I don’t like sprints where we are not producing functionality to the client, so we are dividing the sprint into some new functionality as well as improving our our agileness.

For the other project where we are developing in c++ and python, as it is a library, our lives are a lot easier as they are more typical development projects with good test frameworks (we are using BOOST and Pyunit) and the team are very close to having a good test suite that will allow us to start improving and refactoring the code.

posted by Dharmesh  

Thursday, February 26, 2009

Nice definition of an agile company

The quote below was taken from railsstudio.com and gives a nice succint description of how a company that has embraced agile should feel like.

“Our approach involves on-going customer collaboration, complete automated testing, and iterative delivery (weekly demo releases). Our approach to Risk Management is to complete the highest risk tasks as early as possible. We believe in built-in quality. Testing is multi-level and automated. The code base is non-redundant and normalized (no duplication). We welcome (and request) frequent Customer functionality reviews and accept ongoing requirements changes, and improvement. Our design is feature driven, domain focused, and evolutionary. Iterations are each focused on delivering features of greatest current value to the Customer. “

posted by Dharmesh  

Wednesday, February 25, 2009

Add a comment to your source control submissions

I know most of the world knows this.

But firstly, if you are not using Source control like subversion or git then you should be! Even if it is just one developer.

Secondly, when you commit something to the repository add a comment.
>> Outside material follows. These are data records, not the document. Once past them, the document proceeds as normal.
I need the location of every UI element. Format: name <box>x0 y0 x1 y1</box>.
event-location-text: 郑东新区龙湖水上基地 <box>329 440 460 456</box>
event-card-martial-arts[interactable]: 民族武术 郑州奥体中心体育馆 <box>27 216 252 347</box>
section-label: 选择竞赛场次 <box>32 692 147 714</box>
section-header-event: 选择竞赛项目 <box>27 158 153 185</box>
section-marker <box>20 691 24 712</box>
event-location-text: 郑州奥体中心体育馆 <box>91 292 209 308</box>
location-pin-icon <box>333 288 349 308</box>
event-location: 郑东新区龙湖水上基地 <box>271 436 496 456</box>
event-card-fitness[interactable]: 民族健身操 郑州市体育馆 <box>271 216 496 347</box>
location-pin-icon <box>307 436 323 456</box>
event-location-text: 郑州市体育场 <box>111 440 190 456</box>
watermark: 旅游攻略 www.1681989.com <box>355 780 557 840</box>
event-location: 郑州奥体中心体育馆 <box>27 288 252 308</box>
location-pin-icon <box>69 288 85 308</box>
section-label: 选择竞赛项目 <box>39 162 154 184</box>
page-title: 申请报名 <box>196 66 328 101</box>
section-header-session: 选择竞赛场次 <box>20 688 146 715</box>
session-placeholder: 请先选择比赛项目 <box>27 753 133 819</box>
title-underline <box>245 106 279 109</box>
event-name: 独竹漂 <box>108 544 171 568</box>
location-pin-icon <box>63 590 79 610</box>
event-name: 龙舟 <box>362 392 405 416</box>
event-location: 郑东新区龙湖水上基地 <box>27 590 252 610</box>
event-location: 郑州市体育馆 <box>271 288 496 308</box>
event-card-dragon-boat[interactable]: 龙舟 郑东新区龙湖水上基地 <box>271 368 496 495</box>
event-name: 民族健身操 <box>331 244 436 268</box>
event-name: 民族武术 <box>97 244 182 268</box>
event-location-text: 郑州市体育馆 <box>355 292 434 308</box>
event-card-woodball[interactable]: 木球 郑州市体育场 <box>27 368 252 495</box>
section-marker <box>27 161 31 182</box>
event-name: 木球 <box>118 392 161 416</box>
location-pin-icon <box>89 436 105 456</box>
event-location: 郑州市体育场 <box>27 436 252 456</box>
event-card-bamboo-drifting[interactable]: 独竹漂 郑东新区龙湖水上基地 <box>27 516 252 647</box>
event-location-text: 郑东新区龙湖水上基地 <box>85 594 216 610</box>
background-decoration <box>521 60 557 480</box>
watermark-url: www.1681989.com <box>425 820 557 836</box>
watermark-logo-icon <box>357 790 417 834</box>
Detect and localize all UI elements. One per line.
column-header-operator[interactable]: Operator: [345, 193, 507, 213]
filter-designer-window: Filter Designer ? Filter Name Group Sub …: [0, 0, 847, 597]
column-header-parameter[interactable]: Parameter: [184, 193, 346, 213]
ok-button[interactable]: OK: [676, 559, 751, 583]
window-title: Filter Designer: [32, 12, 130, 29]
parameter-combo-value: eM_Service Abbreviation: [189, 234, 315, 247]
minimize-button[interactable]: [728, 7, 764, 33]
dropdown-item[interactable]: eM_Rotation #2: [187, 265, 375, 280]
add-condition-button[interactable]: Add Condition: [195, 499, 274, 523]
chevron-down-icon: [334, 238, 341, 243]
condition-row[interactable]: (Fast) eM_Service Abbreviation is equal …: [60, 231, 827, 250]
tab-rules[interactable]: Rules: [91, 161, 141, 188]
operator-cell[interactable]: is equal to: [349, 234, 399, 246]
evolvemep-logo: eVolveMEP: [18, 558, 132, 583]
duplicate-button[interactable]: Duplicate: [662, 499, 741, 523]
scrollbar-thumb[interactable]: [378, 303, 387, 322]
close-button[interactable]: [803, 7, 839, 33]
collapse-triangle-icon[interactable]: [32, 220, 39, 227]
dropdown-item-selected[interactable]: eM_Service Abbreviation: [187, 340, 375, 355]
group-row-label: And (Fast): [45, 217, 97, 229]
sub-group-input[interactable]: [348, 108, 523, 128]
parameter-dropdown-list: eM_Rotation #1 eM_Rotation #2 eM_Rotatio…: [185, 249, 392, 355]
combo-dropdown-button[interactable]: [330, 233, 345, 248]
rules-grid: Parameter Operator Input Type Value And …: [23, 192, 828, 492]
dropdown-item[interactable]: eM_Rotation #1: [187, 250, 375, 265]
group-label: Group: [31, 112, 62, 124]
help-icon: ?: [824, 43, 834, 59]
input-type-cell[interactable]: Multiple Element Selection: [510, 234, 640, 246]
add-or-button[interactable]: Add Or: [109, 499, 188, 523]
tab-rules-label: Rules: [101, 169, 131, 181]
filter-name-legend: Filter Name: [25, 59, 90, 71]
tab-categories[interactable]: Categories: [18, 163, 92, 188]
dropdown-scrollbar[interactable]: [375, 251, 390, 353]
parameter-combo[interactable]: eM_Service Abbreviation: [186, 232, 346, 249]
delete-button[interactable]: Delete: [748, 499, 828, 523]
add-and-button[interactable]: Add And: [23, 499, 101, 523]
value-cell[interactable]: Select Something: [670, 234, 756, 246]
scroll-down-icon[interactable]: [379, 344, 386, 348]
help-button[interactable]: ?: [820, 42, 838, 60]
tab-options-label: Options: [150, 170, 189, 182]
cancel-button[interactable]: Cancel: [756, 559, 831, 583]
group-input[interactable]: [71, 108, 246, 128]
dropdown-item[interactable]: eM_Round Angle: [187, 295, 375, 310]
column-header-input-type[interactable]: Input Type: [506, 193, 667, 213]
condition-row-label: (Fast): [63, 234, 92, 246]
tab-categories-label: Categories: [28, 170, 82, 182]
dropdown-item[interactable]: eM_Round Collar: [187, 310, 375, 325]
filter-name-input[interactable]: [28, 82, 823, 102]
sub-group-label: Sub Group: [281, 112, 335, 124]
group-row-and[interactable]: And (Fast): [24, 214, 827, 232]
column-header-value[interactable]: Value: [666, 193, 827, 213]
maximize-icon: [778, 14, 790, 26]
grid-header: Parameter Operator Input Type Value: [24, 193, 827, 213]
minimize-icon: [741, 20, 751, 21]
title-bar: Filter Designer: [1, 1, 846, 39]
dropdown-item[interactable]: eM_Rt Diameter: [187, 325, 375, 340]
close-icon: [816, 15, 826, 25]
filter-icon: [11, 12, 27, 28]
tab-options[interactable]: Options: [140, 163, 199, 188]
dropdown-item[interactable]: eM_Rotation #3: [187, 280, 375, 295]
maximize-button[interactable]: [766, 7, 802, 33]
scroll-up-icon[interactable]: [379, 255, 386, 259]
It may seem like extra work, but there will come a time when you need to revert your code and you need to know which file to revert to and that little comment will make a massive, massive difference.

Commenting is even more important on distributed teams, as it may be that a team member is not available to clarify something, and that comment might give you the little clue that saves you time and helps you understand the intention of the change.

posted by Dharmesh  

Tuesday, February 24, 2009

You can’t be truly agile if you can’t refactor your code easily

When trying to work with an agile philosophy it is extremely important that you have the confidence to allow you to improve the code easily (refactoring). This usually means writing tests. Having a strong testing culture from the outset allows you to feel confident to change code in the face of new requirements and learning. Without them, very rapidly your team will start to shy away from changing a certain piece of code and start to build in workarounds.

I liken this process to work-hardening of metal. At some point without tests we have brittle code that is inflexible and easily breaks. Testing allows the code to stay soft and malleable and lets us change code without fear.

I notice often with developers that are new to agile methods that they are scared to touch the code that has already been written and I have to encourage them that with tests we shouldn’t have fear.

I like the practice of refactoring often, sometimes a little bit here and there as I come across something that could be improved. I find this to be an easier way to keep the code “soft” than to just have a refactor session.

Testing also offers us other benefits in terms of better interfaces, more robust code, a form of documentation and a means to know when something is done.